После «перелома» (свидание, прерванное взрывом), впрочем, меняется не только голос. А может быть, и голос меняется как раз от другого ощущения времени. Уже нет целеполагания, уже не надо никуда спешить, не надо ничего придумывать и нет смысла интриговать. Открылась какая-то бездна, открылось «небо над Аустерлицем» (тут, конечно, особая возможность оценить филигранную работу дирижерки, но также и клавессинистки спектакля Эммануэль Аим). В этой сцене и Клеопатра, и Цезарь ещё только потрясены этим открытием, этой хрупкостью мира, жизни как таковой. Их следующая сцена – на матрасе, где прошла ночь любви; дурашливая и настраивающая на вечное dolce far niente. Похожее состояние, только уже приправленное горечью, вернется в финале – в промежутке между этими сценами все остальные жители бункера пройдут через моменты безумия, озверения и в конце концов набросятся друг на друга в бессмысленной драке.
Мир рушится не только там, где гремят взрывы. Мир рушится и там, где от взрывов спасаются.

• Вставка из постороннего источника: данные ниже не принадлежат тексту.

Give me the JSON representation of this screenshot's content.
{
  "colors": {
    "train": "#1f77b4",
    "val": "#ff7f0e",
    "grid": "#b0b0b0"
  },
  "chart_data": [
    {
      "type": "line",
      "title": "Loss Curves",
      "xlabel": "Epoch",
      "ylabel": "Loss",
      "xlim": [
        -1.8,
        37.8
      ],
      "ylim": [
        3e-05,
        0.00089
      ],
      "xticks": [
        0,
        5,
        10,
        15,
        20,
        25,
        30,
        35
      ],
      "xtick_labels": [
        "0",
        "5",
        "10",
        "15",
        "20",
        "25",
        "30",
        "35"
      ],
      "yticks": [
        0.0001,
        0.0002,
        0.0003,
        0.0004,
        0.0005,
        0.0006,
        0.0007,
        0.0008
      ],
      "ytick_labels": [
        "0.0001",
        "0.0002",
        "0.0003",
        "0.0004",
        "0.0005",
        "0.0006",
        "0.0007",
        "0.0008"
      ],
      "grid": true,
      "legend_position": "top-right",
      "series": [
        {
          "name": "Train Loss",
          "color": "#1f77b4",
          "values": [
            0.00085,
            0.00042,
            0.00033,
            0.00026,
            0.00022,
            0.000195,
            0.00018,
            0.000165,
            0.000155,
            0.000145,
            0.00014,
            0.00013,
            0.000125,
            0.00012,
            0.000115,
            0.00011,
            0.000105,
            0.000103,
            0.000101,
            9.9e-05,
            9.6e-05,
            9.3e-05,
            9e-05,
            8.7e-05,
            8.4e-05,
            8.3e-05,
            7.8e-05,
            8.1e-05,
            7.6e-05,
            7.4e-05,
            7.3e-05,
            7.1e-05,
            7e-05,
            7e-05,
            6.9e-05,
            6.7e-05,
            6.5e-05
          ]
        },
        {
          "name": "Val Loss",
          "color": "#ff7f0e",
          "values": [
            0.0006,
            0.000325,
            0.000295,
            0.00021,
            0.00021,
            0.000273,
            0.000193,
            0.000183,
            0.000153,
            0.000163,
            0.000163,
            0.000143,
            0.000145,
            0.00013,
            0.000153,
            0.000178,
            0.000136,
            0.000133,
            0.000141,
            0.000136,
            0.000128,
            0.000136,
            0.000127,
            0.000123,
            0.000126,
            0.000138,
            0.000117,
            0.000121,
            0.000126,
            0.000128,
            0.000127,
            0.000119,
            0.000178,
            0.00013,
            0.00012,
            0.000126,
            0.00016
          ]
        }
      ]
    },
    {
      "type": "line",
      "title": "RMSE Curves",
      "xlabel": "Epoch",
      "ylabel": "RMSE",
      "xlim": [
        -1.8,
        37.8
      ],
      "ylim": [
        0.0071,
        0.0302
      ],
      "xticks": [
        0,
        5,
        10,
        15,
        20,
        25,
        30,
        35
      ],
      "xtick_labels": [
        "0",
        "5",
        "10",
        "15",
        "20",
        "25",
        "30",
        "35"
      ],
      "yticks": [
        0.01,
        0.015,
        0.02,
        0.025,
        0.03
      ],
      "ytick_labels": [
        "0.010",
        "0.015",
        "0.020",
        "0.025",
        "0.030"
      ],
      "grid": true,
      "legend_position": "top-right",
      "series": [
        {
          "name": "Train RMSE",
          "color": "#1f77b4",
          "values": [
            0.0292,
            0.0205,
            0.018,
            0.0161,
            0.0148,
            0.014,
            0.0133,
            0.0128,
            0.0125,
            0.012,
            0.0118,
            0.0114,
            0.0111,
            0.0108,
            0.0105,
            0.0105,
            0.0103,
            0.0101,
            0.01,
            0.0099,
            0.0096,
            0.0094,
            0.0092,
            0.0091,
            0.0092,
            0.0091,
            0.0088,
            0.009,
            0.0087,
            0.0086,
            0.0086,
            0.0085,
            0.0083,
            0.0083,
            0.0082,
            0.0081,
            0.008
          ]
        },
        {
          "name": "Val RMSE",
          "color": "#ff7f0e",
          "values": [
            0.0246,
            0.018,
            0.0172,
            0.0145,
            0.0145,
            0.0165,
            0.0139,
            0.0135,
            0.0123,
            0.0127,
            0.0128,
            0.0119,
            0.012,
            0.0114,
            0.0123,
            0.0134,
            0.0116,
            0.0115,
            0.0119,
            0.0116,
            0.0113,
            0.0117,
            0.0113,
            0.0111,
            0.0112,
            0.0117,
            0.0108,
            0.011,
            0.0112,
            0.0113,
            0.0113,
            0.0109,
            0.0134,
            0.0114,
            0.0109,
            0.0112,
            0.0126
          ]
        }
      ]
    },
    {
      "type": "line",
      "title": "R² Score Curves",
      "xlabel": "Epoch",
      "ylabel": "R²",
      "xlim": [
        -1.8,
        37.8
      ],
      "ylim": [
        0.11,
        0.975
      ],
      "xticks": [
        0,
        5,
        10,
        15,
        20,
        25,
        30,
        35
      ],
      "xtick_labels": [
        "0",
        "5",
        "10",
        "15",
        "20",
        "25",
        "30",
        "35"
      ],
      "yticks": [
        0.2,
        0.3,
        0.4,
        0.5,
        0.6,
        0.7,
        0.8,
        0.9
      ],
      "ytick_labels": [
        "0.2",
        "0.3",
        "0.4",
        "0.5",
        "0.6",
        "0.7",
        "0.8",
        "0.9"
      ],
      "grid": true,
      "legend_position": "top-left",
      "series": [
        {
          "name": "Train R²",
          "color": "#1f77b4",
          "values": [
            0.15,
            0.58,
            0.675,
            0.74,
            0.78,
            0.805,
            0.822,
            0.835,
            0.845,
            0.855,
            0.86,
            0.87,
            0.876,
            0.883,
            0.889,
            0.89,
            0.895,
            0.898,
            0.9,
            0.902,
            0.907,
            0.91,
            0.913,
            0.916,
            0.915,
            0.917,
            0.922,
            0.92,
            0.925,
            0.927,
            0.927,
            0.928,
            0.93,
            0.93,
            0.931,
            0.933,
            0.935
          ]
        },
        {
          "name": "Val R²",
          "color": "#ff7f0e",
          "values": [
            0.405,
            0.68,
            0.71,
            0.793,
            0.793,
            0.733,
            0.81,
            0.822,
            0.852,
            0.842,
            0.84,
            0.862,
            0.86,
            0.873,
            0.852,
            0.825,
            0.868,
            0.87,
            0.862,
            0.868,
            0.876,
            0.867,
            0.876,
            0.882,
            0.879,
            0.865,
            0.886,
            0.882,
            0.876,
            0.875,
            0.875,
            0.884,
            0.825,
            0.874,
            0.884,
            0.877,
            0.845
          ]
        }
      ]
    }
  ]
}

Война может воспроизвести себя и в убежище, где амбиции и комплексы продолжают дергать руками и ногами людей, как электрические разряды – лапками уже обезглавленной лягушки. И посреди этого безумия есть двое людей, у которых хватило ума и сердца от этого отказаться. Посреди изможденных в схватке тел (хорошо ещё, если живых) «Цезарь» протягивает «Клеопатре» смастеренную из бумаги корону. Удастся ли им провести Время? И просто пожить.